Marli Costa, de 63 anos, morou por anos na região de Tabatinga – hoje Bairro Ana Rosa – e é, atualmente, uma das poucas falantes da língua, que aprendeu ainda aos 5 anos, com Dona Fiota. Maria Joaquina da Silva, a Dona Fiota, foi a “matriarca” da língua no século 20. Ela frequentava escolas e ensinava o modo de falar construído pelos escravizados às crianças e o espalhava na região. A língua era também uma forma de comunicação secreta da equipe de trabalhadores rurais que ela chefiava.

 

“Gosto tanto de encontrar com alguém que ainda fala um pouco da língua. Aprendi tudo que sei com a Maria Joaquina. Ela falava: ‘Nossa língua não pode acabar, a gente foi muito humilhado.

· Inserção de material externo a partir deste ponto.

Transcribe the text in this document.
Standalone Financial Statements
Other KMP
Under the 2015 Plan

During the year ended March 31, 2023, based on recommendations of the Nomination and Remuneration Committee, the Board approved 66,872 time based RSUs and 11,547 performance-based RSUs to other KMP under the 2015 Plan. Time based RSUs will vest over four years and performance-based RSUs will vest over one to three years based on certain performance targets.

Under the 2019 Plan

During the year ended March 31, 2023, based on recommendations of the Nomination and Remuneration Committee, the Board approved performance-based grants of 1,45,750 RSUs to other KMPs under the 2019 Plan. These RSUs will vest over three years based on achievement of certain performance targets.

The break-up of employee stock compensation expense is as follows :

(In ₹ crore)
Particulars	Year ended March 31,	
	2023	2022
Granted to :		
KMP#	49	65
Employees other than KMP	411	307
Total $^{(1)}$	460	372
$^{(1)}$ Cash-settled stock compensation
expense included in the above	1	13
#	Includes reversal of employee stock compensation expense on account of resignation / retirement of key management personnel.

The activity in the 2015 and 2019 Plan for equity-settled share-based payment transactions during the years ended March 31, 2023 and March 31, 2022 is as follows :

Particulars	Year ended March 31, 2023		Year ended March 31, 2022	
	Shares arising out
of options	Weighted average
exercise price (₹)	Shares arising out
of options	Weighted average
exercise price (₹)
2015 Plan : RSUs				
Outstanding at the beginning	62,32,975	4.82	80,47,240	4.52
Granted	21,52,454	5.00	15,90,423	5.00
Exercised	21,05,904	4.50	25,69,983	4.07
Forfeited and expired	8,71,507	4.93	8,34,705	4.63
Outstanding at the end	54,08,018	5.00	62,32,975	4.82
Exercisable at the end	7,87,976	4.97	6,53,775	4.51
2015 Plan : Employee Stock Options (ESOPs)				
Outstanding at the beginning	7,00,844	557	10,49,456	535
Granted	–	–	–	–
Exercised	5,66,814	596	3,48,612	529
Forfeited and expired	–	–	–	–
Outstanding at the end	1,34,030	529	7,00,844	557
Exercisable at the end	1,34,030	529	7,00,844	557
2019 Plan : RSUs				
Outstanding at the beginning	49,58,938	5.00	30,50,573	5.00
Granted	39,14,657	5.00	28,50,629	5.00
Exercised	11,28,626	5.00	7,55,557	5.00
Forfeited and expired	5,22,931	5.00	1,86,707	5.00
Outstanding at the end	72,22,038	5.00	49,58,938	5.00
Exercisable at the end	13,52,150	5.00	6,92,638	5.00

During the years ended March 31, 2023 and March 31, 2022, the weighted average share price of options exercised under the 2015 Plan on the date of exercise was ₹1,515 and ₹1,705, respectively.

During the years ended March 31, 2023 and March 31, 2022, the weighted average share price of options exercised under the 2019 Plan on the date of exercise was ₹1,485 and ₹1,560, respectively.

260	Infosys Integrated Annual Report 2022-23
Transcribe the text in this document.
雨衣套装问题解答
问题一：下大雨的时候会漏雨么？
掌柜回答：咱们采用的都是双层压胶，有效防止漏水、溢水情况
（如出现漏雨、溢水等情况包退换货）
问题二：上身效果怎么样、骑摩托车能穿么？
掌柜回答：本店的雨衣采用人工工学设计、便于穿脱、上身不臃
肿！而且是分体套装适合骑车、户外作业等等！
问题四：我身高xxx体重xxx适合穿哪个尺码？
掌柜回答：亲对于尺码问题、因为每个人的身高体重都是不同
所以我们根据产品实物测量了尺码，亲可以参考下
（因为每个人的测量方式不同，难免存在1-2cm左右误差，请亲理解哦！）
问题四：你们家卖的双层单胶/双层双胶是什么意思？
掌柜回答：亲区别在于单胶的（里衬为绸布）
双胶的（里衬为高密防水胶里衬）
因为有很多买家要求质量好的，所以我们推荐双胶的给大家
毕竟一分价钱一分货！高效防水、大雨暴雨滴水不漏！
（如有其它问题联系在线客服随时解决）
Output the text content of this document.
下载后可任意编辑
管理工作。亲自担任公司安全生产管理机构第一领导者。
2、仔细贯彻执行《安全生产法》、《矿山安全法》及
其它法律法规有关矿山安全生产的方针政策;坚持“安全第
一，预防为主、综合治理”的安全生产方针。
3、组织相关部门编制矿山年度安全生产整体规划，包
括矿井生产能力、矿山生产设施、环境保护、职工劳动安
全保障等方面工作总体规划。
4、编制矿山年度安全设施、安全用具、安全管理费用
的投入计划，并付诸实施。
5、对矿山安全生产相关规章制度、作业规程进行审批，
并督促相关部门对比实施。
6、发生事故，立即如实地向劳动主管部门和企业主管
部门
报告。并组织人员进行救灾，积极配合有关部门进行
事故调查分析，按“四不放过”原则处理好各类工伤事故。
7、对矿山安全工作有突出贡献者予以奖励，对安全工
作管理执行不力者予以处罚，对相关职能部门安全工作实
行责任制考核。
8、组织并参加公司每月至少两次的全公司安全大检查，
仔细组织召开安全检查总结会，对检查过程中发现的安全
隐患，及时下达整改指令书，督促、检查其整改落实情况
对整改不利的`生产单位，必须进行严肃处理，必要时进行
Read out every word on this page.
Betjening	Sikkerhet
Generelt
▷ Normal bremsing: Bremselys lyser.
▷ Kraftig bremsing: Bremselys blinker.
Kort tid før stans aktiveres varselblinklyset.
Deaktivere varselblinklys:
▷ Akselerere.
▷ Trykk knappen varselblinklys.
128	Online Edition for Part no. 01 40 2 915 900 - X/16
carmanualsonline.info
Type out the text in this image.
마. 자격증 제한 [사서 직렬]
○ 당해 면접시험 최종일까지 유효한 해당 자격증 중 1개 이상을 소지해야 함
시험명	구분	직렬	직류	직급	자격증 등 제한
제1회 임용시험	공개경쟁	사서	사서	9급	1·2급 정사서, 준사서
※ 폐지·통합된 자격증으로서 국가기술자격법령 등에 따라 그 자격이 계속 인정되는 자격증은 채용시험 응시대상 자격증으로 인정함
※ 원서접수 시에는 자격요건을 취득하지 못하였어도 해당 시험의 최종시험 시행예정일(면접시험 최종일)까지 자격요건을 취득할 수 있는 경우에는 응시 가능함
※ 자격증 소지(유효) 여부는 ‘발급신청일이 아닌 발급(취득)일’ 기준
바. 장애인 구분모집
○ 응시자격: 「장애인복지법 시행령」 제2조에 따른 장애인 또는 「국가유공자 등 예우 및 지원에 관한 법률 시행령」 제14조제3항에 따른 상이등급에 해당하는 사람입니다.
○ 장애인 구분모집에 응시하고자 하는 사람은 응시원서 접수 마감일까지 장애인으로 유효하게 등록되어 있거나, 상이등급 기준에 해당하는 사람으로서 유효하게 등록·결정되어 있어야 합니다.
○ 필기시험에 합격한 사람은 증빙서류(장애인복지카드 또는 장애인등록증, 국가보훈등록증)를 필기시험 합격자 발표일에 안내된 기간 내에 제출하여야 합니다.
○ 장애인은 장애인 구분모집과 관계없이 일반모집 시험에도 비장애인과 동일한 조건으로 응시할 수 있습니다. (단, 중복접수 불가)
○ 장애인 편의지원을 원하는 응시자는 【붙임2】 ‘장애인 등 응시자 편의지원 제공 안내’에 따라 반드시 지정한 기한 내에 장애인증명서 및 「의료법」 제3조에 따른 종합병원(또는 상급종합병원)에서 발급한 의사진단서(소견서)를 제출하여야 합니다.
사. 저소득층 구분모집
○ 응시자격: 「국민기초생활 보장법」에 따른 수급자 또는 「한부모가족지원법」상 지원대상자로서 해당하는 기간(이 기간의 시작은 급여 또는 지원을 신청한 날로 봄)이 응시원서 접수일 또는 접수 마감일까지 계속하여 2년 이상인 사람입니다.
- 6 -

É a nossa destreza para nos defendermos’. Carrego comigo ainda”, revela Marli. Ela conta que trabalhava com Dona Fiota em “serviços da roça”. “No canavial, os coronéis que tomavam conta da gente eram muito ruins”, lembra. “A nossa língua era nossa forma de defesa”.

 

 

Pedro Henrique Costa, neto de Marli foi um dos mais de 390 mil estudantes de Minas Gerais que fizeram a prova do Enem em 2024. Quando ela soube que a língua foi citada na prova, ficou “feliz e emocionada”. Não é para menos: “Foi criada pelos ancestrais dessa senhora que nos ensinou e é a nossa herança quase extinta perdida por entre nomes de comércio da cidade. Fico triste (por a língua estar desaparecendo), pois não quero que se acabe.” Segundo Marli, o nome do lugar onde a língua prosperou significa argila, que toma forma mole e esbranquiçada. “Era o bairro dos pretos com os pés sobre barro braco”, diz. Nesse ponto, vale mais uma lembrança, que expõe a diversidade cultural brasileira: a palavra tabatinga tem origem indígena.